The solution was an EU-wide plastic bottle deposit, this way, it pushes people to bring back intact bottles with their caps and get ~0.10 EUR back for each.
And if you are too lazy to bring it back or just a person who throws away stuff carelessly, someone else will do (big sorting centers as it's a big revenue-stream, the cleaners, the homelesses, some bored students, etc).
I'm all for requiring bottle deposit/returns schemes. I loved the Norwegian one for example, but if you require the return of both or nothing, you will likely end up with a net reduction in returned plastic. If you were to reward returns separately, maybe. But even then you'd be more likely to ensure caps don't get lost if they stay attached.
I dunno how you drink out of a bottle, but I most certainly don't deep throat it to have its neck in my mouth. Please enlighten me how it would make it impossible to "drink properly" when the bottle is flipped beyond the neck.
I have problem with 0.5l yoghurt bottles. Yoghurt is best when shaken before opening the bottle because its viscosity spreads evenly, otherwise you get watery yoghurt on top, bottom is too dense.
I enjoy having morning breakfast in the park, drinking yoghurt straight from the bottle. When I shake it, yoghurt sticks to the cap. When caps were removable, I'd put it aside so that yoghurt that stuck to the cap does not spill on my shirt, re-screw it after I finish and throw bottle and cap to the bin. Now it's hard to remove the cap and I spill yoghurt on my shirt frequently, so I go to greater lengths to tear the cap away and re-screw when I empty the bottle.

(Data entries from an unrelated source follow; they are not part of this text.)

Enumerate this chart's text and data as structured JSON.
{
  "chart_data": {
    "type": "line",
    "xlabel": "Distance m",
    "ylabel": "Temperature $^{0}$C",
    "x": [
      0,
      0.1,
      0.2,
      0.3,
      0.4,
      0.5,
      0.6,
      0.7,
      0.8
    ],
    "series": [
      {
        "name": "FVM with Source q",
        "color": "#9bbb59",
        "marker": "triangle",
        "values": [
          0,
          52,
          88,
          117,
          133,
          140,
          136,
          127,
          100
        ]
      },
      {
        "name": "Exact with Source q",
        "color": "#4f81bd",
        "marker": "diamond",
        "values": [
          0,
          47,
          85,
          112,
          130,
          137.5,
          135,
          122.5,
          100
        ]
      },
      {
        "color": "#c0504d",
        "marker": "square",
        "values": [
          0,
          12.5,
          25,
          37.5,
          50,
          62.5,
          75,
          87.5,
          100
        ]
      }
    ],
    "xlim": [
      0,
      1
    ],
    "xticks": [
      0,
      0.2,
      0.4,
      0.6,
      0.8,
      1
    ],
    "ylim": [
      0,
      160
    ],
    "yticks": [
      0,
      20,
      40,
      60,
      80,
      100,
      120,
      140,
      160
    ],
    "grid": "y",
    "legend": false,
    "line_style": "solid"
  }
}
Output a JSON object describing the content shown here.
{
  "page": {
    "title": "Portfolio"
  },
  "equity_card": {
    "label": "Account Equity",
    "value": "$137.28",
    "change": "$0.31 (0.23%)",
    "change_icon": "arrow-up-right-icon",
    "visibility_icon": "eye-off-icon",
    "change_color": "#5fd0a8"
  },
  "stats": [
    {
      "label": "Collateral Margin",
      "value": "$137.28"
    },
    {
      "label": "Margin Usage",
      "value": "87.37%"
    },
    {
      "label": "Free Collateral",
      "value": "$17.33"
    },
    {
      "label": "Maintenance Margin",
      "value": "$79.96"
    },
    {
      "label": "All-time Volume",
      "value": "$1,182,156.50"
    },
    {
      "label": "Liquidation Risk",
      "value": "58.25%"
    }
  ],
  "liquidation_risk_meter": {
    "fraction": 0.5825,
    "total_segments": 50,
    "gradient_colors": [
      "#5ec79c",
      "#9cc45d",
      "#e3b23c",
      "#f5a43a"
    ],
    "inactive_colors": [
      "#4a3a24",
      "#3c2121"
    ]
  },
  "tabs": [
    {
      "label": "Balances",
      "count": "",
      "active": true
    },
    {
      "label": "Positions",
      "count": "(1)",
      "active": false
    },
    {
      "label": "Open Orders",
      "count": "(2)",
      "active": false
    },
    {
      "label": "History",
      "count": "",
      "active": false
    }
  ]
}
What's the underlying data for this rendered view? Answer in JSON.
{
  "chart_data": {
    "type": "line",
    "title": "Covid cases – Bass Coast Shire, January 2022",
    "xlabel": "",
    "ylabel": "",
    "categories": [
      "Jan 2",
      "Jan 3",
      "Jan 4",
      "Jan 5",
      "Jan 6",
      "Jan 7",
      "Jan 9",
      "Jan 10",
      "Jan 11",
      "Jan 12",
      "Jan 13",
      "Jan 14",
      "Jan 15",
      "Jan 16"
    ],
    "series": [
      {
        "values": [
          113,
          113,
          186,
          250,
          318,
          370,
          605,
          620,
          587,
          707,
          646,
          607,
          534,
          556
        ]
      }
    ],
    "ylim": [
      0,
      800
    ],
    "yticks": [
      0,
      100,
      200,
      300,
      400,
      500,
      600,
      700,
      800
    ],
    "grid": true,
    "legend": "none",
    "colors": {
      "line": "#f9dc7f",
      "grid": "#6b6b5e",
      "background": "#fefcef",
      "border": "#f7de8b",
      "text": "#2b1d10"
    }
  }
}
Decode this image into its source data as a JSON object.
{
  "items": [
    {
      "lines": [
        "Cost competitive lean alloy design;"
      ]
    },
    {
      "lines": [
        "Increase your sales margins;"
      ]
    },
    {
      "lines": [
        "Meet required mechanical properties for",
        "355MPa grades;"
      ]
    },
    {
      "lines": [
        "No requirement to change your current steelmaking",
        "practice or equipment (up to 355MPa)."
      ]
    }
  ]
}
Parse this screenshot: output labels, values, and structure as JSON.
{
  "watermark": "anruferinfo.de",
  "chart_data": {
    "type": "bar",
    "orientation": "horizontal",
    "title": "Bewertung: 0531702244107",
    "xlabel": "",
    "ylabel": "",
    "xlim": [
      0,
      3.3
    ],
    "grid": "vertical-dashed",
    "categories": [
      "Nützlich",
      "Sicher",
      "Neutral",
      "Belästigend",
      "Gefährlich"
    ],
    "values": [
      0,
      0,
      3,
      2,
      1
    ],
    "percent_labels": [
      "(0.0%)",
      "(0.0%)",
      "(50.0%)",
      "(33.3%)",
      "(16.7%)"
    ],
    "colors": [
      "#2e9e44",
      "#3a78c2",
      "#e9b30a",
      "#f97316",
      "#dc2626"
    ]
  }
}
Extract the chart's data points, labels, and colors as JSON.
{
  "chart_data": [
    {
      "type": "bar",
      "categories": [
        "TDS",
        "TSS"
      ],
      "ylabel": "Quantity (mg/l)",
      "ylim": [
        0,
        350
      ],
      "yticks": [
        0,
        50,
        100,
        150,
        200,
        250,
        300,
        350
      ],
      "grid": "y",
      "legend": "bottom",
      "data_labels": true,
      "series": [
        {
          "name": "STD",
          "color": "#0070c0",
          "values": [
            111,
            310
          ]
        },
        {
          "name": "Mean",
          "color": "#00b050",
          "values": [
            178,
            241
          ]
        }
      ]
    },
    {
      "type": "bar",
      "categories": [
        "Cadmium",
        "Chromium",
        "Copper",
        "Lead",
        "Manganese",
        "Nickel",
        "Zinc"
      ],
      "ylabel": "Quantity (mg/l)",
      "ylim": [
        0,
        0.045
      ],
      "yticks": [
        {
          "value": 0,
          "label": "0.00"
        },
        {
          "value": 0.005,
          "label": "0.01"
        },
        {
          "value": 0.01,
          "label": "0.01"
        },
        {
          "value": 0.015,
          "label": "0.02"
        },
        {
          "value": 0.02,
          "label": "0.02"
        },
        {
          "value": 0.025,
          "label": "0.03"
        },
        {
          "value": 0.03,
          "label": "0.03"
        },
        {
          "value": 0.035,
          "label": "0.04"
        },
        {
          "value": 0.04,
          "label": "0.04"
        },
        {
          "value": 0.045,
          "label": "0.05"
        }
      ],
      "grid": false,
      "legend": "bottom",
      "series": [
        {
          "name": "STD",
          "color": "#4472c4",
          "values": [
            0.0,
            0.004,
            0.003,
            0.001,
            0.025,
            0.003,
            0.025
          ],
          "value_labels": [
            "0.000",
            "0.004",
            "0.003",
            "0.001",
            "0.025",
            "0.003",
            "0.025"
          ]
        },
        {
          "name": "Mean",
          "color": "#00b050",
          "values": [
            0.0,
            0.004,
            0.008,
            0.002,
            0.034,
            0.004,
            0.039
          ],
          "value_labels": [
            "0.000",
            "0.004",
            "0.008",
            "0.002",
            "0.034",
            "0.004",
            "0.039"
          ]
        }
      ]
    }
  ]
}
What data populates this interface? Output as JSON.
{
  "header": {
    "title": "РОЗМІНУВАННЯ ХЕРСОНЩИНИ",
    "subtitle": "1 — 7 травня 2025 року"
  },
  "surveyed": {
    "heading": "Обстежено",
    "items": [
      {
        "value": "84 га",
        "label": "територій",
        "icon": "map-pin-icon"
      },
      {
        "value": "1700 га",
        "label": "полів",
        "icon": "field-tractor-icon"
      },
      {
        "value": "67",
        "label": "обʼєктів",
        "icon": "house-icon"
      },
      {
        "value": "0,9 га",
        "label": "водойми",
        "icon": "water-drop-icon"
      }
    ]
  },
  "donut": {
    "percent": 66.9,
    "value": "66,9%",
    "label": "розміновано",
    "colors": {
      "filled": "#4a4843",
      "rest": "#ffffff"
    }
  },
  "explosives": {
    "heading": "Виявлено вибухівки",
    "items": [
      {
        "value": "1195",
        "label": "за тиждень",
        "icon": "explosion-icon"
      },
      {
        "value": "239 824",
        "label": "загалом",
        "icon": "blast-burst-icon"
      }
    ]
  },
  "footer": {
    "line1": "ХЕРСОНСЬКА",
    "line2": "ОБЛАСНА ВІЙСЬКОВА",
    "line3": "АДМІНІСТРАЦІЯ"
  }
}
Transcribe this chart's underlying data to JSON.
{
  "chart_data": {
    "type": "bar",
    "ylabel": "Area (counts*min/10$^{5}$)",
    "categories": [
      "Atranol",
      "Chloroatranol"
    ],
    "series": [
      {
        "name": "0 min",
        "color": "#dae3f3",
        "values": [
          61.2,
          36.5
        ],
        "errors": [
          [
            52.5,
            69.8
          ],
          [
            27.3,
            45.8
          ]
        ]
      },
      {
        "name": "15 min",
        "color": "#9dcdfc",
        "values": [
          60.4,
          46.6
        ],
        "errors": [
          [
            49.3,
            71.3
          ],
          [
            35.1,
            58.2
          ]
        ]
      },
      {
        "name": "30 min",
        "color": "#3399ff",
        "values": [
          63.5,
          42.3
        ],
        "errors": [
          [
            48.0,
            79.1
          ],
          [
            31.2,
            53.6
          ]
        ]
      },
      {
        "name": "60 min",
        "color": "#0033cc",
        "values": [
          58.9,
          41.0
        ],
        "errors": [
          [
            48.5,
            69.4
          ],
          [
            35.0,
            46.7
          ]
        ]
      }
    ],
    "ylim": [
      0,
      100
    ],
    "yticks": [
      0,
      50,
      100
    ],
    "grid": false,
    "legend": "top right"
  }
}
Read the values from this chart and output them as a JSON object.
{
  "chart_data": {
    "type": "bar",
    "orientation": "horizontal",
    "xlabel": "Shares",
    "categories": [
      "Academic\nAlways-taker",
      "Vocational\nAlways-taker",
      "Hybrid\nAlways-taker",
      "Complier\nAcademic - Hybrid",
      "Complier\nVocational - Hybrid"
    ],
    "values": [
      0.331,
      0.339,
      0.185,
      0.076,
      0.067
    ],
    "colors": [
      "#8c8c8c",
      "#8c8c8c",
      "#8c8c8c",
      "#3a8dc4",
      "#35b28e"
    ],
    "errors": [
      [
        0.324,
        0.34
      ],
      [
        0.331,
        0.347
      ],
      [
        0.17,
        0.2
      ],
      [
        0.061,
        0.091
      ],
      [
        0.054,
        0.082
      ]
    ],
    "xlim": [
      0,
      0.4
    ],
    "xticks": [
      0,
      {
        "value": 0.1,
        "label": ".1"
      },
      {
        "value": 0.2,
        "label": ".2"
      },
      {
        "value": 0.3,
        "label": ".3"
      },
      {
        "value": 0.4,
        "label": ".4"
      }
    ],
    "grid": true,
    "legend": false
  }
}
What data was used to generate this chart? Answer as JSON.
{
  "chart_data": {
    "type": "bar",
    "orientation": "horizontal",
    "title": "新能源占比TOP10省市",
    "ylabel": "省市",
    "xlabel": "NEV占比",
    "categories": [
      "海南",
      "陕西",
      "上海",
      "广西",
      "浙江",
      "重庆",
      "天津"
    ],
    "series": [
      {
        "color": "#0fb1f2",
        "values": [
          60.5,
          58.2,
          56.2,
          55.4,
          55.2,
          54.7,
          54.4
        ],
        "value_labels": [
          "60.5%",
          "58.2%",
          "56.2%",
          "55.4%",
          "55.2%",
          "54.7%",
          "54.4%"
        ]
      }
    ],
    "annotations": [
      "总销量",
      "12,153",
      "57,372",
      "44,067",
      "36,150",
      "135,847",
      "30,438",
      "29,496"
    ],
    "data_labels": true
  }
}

I do not know what it means to "flip a bottle beyond the neck".
Tetrapack milk packages have some sort of a "roof" on top. The opening is on one of the sides of the roof. It is hard to drink from that anyway, now additionally the cap is pressing against the lips.
You don't have to "deep throat" a water bottle either to feel the effect. The cap always disturbs.
It is also ugly of you have water bottles on a dinner table with the cap hanging on the side.
It is also harder to screw the cap back on.
But like in the EU, criticism here can just be flagged and then it never happened.
Passing is one thing. They waste everyone's time by threatening to pass idiotic legislation every 6 months. But perhaps that is the goal so people do not investigate why the EU is getting poorer and all money goes into housing and healthcare.
I'm not sure that's ever been true on PPP? It may have been on a nominal basis from time to time due to a weak dollar (1 EUR hit 1.60 USD or so during the financial crisis), but that's of limited interest for the average person.
It is still possible to contact your EU permanent representative group via email. Op link in "what to do" section has a precompiled email which you can send to your permanent representation group.
As little as it may be, I sent it to the Italian representative group, to the team that oversees telecommunications
Technically the commission came first, after this vote it'll go to parliament and then if there's a need for mediation the commission will be involved together with parliament and council
Also, don't project your own experience on others.